Aber auch Hagel (hohe Labilität im Bereich des Hagelwachstumsbereiches) und
Sturmböen (trockene Grundschicht) mussten ins Kalkül gezogen werden.

Von der schmalen Konvergenzzone abgesehen lag der Norden dagegen weiterhin in
trockenerer Luftmasse. Diese fließt am Rande eines umfangreichen Hochs über dem
Nordmeer mit Ableger über der Nordsee in einer nördlichen bis nordöstlichen
Strömung ein. Gestützt wird das Hoch durch eine ovale Höhenhochzone mit
Schwerpunkten über südlichen Nordsee und Nordpolen und einem vom westlichen
Schwerpunkt in Richtung Nordmeer gerichteten Rücken.

In der Nacht zum Freitag schwächt sich der östliche Schwerpunkt der
Höhenhochzone ab, während sich der westliche über der südwestlichen Nordsee
intensiviert. Der von ihm ausgehende Rücken schwenkt vor die Küste Norwegens und
stützt weiterhin das blockierende Hoch, dessen Schwerpunkt sich mehr Richtung
Skandinavien verlagert. Das Höhentief zieht ostwärts Richtung Niederösterreich
ab.

Schwache Hebungsimpulse traktieren zumindest den Südosten und die östliche
Mitte, sodass am ehesten dort über die Nacht hinweg noch mit einzelnen Schauern,
anfangs auch noch Gewittern gerechnet werden muss. Die Unwettergefahr nimmt
deutlich ab, örtlicher Starkregen kann aber nicht ausgeschlossen werden.

Ansonsten schlägt das Tagesgang zu, womit Schauer und Gewitter immer mehr
nachlassen und meist abklingen. Vor allem im Süden und Westen klart es
verbreitet auf, im Norden ist es ohnehin gering bewölkt.

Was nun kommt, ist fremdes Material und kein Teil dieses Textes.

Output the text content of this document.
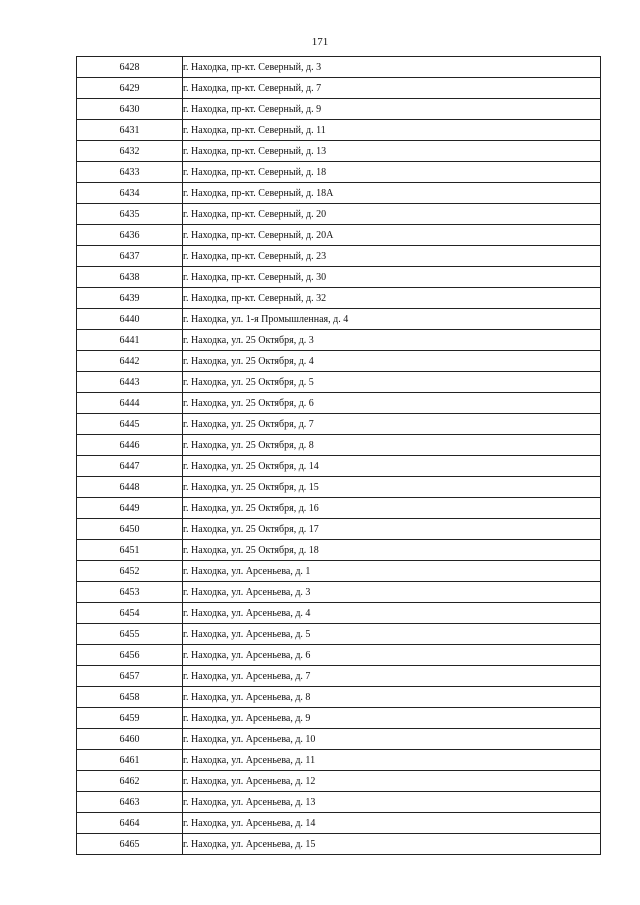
171
6428	г. Находка, пр-кт. Северный, д. 3
6429	г. Находка, пр-кт. Северный, д. 7
6430	г. Находка, пр-кт. Северный, д. 9
6431	г. Находка, пр-кт. Северный, д. 11
6432	г. Находка, пр-кт. Северный, д. 13
6433	г. Находка, пр-кт. Северный, д. 18
6434	г. Находка, пр-кт. Северный, д. 18А
6435	г. Находка, пр-кт. Северный, д. 20
6436	г. Находка, пр-кт. Северный, д. 20А
6437	г. Находка, пр-кт. Северный, д. 23
6438	г. Находка, пр-кт. Северный, д. 30
6439	г. Находка, пр-кт. Северный, д. 32
6440	г. Находка, ул. 1-я Промышленная, д. 4
6441	г. Находка, ул. 25 Октября, д. 3
6442	г. Находка, ул. 25 Октября, д. 4
6443	г. Находка, ул. 25 Октября, д. 5
6444	г. Находка, ул. 25 Октября, д. 6
6445	г. Находка, ул. 25 Октября, д. 7
6446	г. Находка, ул. 25 Октября, д. 8
6447	г. Находка, ул. 25 Октября, д. 14
6448	г. Находка, ул. 25 Октября, д. 15
6449	г. Находка, ул. 25 Октября, д. 16
6450	г. Находка, ул. 25 Октября, д. 17
6451	г. Находка, ул. 25 Октября, д. 18
6452	г. Находка, ул. Арсеньева, д. 1
6453	г. Находка, ул. Арсеньева, д. 3
6454	г. Находка, ул. Арсеньева, д. 4
6455	г. Находка, ул. Арсеньева, д. 5
6456	г. Находка, ул. Арсеньева, д. 6
6457	г. Находка, ул. Арсеньева, д. 7
6458	г. Находка, ул. Арсеньева, д. 8
6459	г. Находка, ул. Арсеньева, д. 9
6460	г. Находка, ул. Арсеньева, д. 10
6461	г. Находка, ул. Арсеньева, д. 11
6462	г. Находка, ул. Арсеньева, д. 12
6463	г. Находка, ул. Арсеньева, д. 13
6464	г. Находка, ул. Арсеньева, д. 14
6465	г. Находка, ул. Арсеньева, д. 15
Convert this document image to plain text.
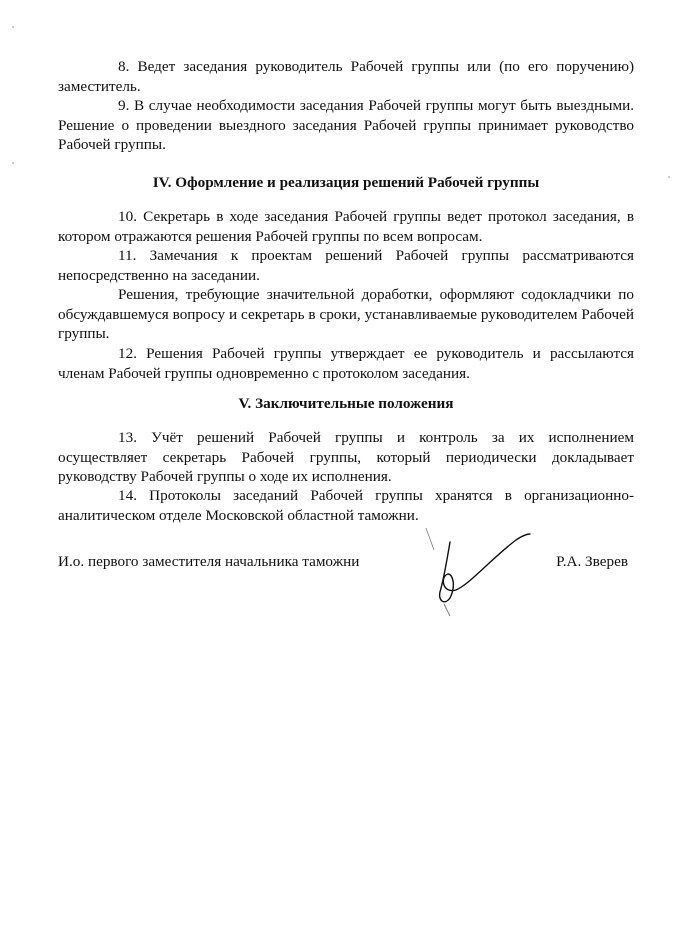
8. Ведет заседания руководитель Рабочей группы или (по его поручению) заместитель.
9. В случае необходимости заседания Рабочей группы могут быть выездными. Решение о проведении выездного заседания Рабочей группы принимает руководство Рабочей группы.
IV. Оформление и реализация решений Рабочей группы
10. Секретарь в ходе заседания Рабочей группы ведет протокол заседания, в котором отражаются решения Рабочей группы по всем вопросам.
11. Замечания к проектам решений Рабочей группы рассматриваются непосредственно на заседании.
Решения, требующие значительной доработки, оформляют содокладчики по обсуждавшемуся вопросу и секретарь в сроки, устанавливаемые руководителем Рабочей группы.
12. Решения Рабочей группы утверждает ее руководитель и рассылаются членам Рабочей группы одновременно с протоколом заседания.
V. Заключительные положения
13. Учёт решений Рабочей группы и контроль за их исполнением осуществляет секретарь Рабочей группы, который периодически докладывает руководству Рабочей группы о ходе их исполнения.
14. Протоколы заседаний Рабочей группы хранятся в организационно-аналитическом отделе Московской областной таможни.
И.о. первого заместителя начальника таможни	Р.А. Зверев
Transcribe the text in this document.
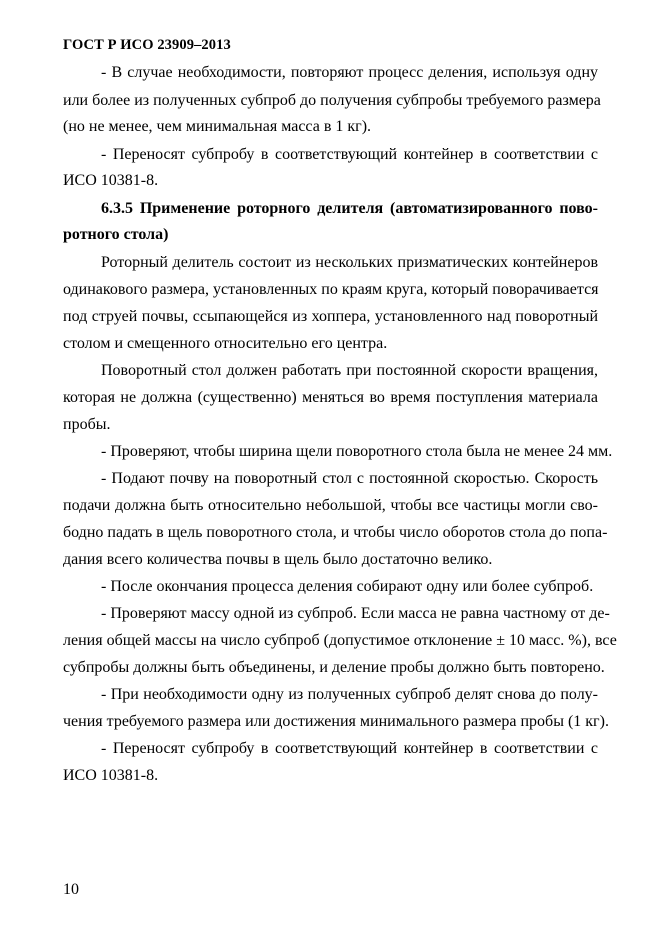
ГОСТ Р ИСО 23909–2013
- В случае необходимости, повторяют процесс деления, используя одну
или более из полученных субпроб до получения субпробы требуемого размера
(но не менее, чем минимальная масса в 1 кг).
- Переносят субпробу в соответствующий контейнер в соответствии с
ИСО 10381-8.
6.3.5 Применение роторного делителя (автоматизированного пово-
ротного стола)
Роторный делитель состоит из нескольких призматических контейнеров
одинакового размера, установленных по краям круга, который поворачивается
под струей почвы, ссыпающейся из хоппера, установленного над поворотный
столом и смещенного относительно его центра.
Поворотный стол должен работать при постоянной скорости вращения,
которая не должна (существенно) меняться во время поступления материала
пробы.
- Проверяют, чтобы ширина щели поворотного стола была не менее 24 мм.
- Подают почву на поворотный стол с постоянной скоростью. Скорость
подачи должна быть относительно небольшой, чтобы все частицы могли сво-
бодно падать в щель поворотного стола, и чтобы число оборотов стола до попа-
дания всего количества почвы в щель было достаточно велико.
- После окончания процесса деления собирают одну или более субпроб.
- Проверяют массу одной из субпроб. Если масса не равна частному от де-
ления общей массы на число субпроб (допустимое отклонение ± 10 масс. %), все
субпробы должны быть объединены, и деление пробы должно быть повторено.
- При необходимости одну из полученных субпроб делят снова до полу-
чения требуемого размера или достижения минимального размера пробы (1 кг).
- Переносят субпробу в соответствующий контейнер в соответствии с
ИСО 10381-8.
10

Nur im Nordseeumfeld
könnte sich etwas Stratus zeigen.

Die Temperaturen sinken auf 14 bis 8 Grad, an der Küste lokal bis auf 6 Grad.

Freitag … bleibt das Höhenhoch über der südwestlichen Nordsee ortsfest, der
von ihm nordwärts gerichtete Rücken über dem Nordmeer schwenkt nach Norwegen.
Zudem wölbt sich vorderseitig eines nordostwärts nach Südwestfrankreich
schwenkenden Troges ein Rücken auf, dessen Achse über Ostfrankreich und Benelux
nach Norden verläuft und schließlich in das Höhenhoch über der Nordsee mündet.
Das Höhentief entfernt sich noch etwas nach Ungarn, von ihm ausgehend ist
allerdings ein Trog Richtung Alpenraum gerichtet. Nennenswerter, dynamischer
Hebungsantrieb ist allerdings nicht zu erwarten, meist setzt sich sogar Absinken
durch.

Im Bodenfeld thront weiterhin das blockierende, umfangreiche Hoch mit
Schwerpunkt über Skandinavien. Der Norden verbleibt am Rande des Hochs in einer
mäßigen Nordostströmung (steife Böen an der Ostsee) mit der fortwährend trockene
Luft einfließt. Somit stellt sich dort ein weiterer sonniger Tag ein. Wind und
Trockenheit führen weiterhin zu sehr Waldbrand förderlichen Bedingungen.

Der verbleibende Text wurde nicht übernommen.